At this time, of course, we can’t hear one of the oldest stories of people wandering away from home without also thinking of the people who currently fit that description. Whether we came across a frozen land bridge to this country many thousands of years ago, or we arrived to this land by boat hundreds of years ago (or less), at one time or another we have all been people without food, shelter, and safety. If we say “A wandering Aramean was my ancestor,” we have a responsibility to people who are currently wandering – because we are all related.

The connection of one human being with the rst of humanity is a theme St. Paul articulates when he writes: “No one who believes in Jesus will be put to shame.’ For there is no distinction between Jew and Greek; the same Lord is Lord of all.” Then we are also asserting that there is no difference between ‘us’ and ‘them,’ you and me, past or present. Paul says We are all embraced in love by God. This is an equalizing love which removes distinctions from among us.

The story of Jesus being in the wilderness for forty days is meant to remind us of the 40 years his Hebrew forebears spent wandering in the Sinai desert. Even Jesus, when he was alone in the wilderness, was hungry, wandering, and without shelter. This was the experience of people in the exodus, it was Jesus’ experience after he was baptized, and it is the experience of so many Ukrainians this very day.

Away from home with nowhere to go, they are at the mercy of others. They have nothing but the hope of compassion from people they do not know. They are starving, wounded, and freezing.

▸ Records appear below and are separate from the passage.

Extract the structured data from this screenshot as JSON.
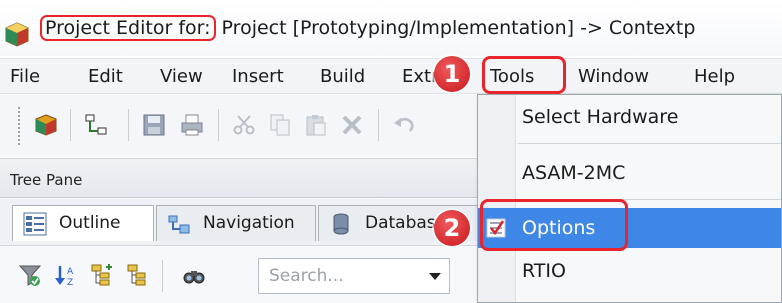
{
  "window": {
    "title_highlight": "Project Editor for:",
    "title_rest": " Project [Prototyping/Implementation] -> Contextp"
  },
  "menubar": {
    "items": [
      "File",
      "Edit",
      "View",
      "Insert",
      "Build",
      "Extras",
      "Tools",
      "Window",
      "Help"
    ]
  },
  "tree_pane": {
    "title": "Tree Pane",
    "tabs": [
      "Outline",
      "Navigation",
      "Database"
    ]
  },
  "filter": {
    "search_placeholder": "Search..."
  },
  "tools_menu": {
    "items": [
      "Select Hardware",
      "ASAM-2MC",
      "Options",
      "RTIO"
    ],
    "selected": "Options"
  },
  "annotations": {
    "step1": "1",
    "step2": "2",
    "highlight_color": "#e8242c"
  },
  "icons": {
    "app": "package-icon",
    "toolbar": [
      "package-icon",
      "hierarchy-icon",
      "save-icon",
      "print-icon",
      "cut-icon",
      "copy-icon",
      "paste-icon",
      "delete-icon",
      "undo-icon"
    ],
    "tabs": [
      "outline-icon",
      "navigation-icon",
      "database-icon"
    ],
    "filter": [
      "filter-icon",
      "sort-icon",
      "expand-icon",
      "collapse-icon",
      "binoculars-icon"
    ]
  }
}
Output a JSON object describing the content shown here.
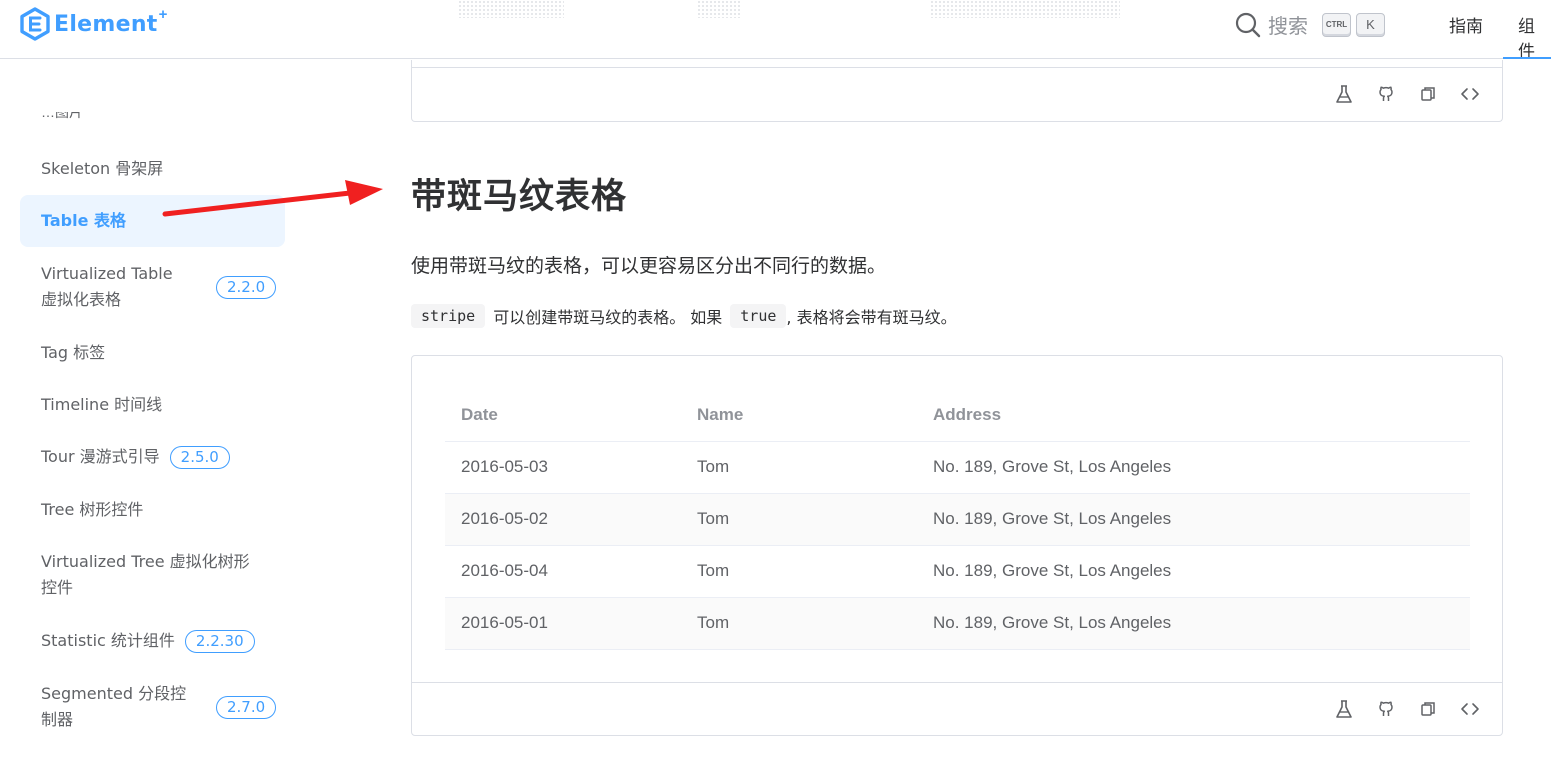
{
  "header": {
    "logo_text": "Element",
    "logo_plus": "+",
    "search_label": "搜索",
    "shortcut_ctrl": "CTRL",
    "shortcut_k": "K",
    "nav": [
      {
        "label": "指南",
        "active": false
      },
      {
        "label": "组件",
        "active": true
      }
    ]
  },
  "sidebar": {
    "partial_item": "…图片",
    "items": [
      {
        "label": "Skeleton 骨架屏"
      },
      {
        "label": "Table 表格",
        "active": true
      },
      {
        "label": "Virtualized Table 虚拟化表格",
        "badge": "2.2.0"
      },
      {
        "label": "Tag 标签"
      },
      {
        "label": "Timeline 时间线"
      },
      {
        "label": "Tour 漫游式引导",
        "badge": "2.5.0"
      },
      {
        "label": "Tree 树形控件"
      },
      {
        "label": "Virtualized Tree 虚拟化树形控件"
      },
      {
        "label": "Statistic 统计组件",
        "badge": "2.2.30"
      },
      {
        "label": "Segmented 分段控制器",
        "badge": "2.7.0"
      }
    ]
  },
  "main": {
    "section_title": "带斑马纹表格",
    "description": "使用带斑马纹的表格，可以更容易区分出不同行的数据。",
    "desc2": {
      "code1": "stripe",
      "text1": "可以创建带斑马纹的表格。 如果",
      "code2": "true",
      "text2": ", 表格将会带有斑马纹。"
    },
    "demo_ops": [
      "playground-icon",
      "github-icon",
      "copy-icon",
      "code-icon"
    ],
    "table": {
      "columns": [
        "Date",
        "Name",
        "Address"
      ],
      "rows": [
        [
          "2016-05-03",
          "Tom",
          "No. 189, Grove St, Los Angeles"
        ],
        [
          "2016-05-02",
          "Tom",
          "No. 189, Grove St, Los Angeles"
        ],
        [
          "2016-05-04",
          "Tom",
          "No. 189, Grove St, Los Angeles"
        ],
        [
          "2016-05-01",
          "Tom",
          "No. 189, Grove St, Los Angeles"
        ]
      ]
    }
  },
  "colors": {
    "accent": "#409eff",
    "active_bg": "#ecf5ff",
    "annotation_arrow": "#f02020"
  }
}
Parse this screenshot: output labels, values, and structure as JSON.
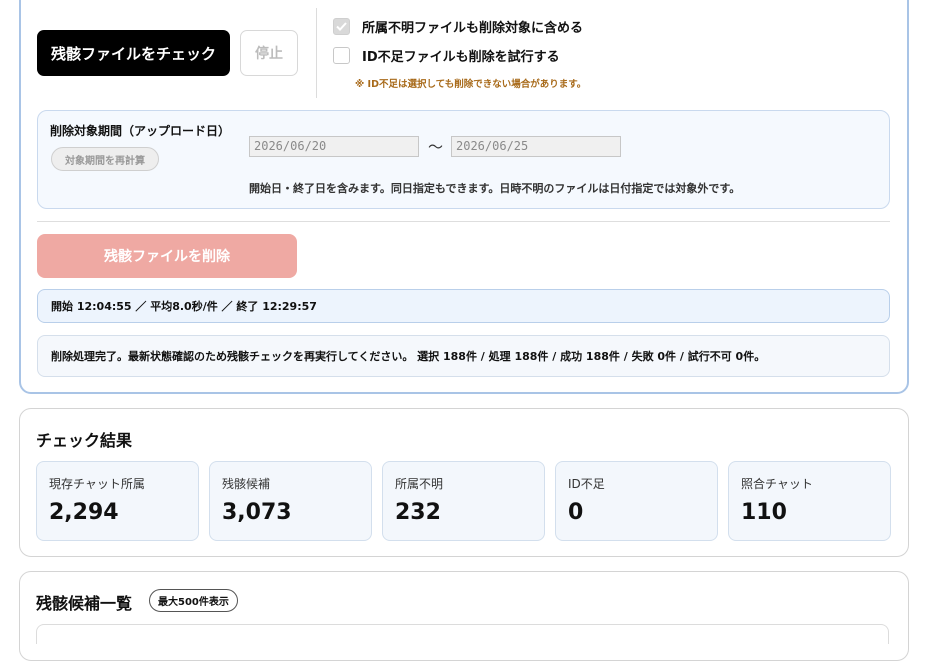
{
  "controls": {
    "check_button": "残骸ファイルをチェック",
    "stop_button": "停止",
    "include_unknown_label": "所属不明ファイルも削除対象に含める",
    "include_unknown_checked": true,
    "try_missing_id_label": "ID不足ファイルも削除を試行する",
    "try_missing_id_checked": false,
    "note": "※ ID不足は選択しても削除できない場合があります。"
  },
  "period": {
    "label": "削除対象期間（アップロード日）",
    "recalc_button": "対象期間を再計算",
    "start_date": "2026/06/20",
    "separator": "〜",
    "end_date": "2026/06/25",
    "help": "開始日・終了日を含みます。同日指定もできます。日時不明のファイルは日付指定では対象外です。"
  },
  "delete_button": "残骸ファイルを削除",
  "timing_text": "開始 12:04:55 ／ 平均8.0秒/件 ／ 終了 12:29:57",
  "result_text": "削除処理完了。最新状態確認のため残骸チェックを再実行してください。 選択 188件 / 処理 188件 / 成功 188件 / 失敗 0件 / 試行不可 0件。",
  "check_results": {
    "title": "チェック結果",
    "stats": [
      {
        "label": "現存チャット所属",
        "value": "2,294"
      },
      {
        "label": "残骸候補",
        "value": "3,073"
      },
      {
        "label": "所属不明",
        "value": "232"
      },
      {
        "label": "ID不足",
        "value": "0"
      },
      {
        "label": "照合チャット",
        "value": "110"
      }
    ]
  },
  "candidate_list": {
    "title": "残骸候補一覧",
    "badge": "最大500件表示"
  },
  "colors": {
    "accent_border": "#a9c4e6",
    "delete_button_disabled": "#efa9a3",
    "note_text": "#a86a1a"
  }
}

Even if we have never been to Ukraine, we feel deeply connected to them because we are part of people who have been powerless, lonely, poor, and oppressed. Even if we can’t claim personal memory of such an experience, then we remember that it was once our own ancestors who were wandering Arameans. Our people have been refugees before, and we may be again.

Scripture explains suffering as something we all go through. It is a common human experience. When we come to understand this, we see that we are not alone in sorrow or in suffering. We learn that this is what it is like to be a human being.

What keeps humans going in the worst of times? Hope. We get hope and gain trust from these stories in Scripture because it is there that we learn that God loves us all, not just some of us. Understanding the ubiquity of God’s love leads us to see that being beloved of God is also what it is like to be a human being.

Hearing the story of the wandering Aramean helps us understand the large, over-arching story of humanity. We learn that this is THE STORY of people. It is also the story of our group (or tribe), and it is the story of ourselves. Taking on the identity of the wandering refugee gives us a perspective of compassion.

Through that lens, we assess what is required of us now in terms of current events across the world – and across the street. We see that we are not hungry or homeless. Our relations to wandering ancestors obliges us to provide for those who wander now.

From the perspective of Holy Scripture, we see the ways of the world. We know that one of the ways God is at work in the world is through people. Hearing the words of Moses with the knowledge that his community did go on to live in the promised land speaks to our hearts about hope – and it makes our responsibility to those who have yet to cross the river, resound in our hearts, and minds, and souls.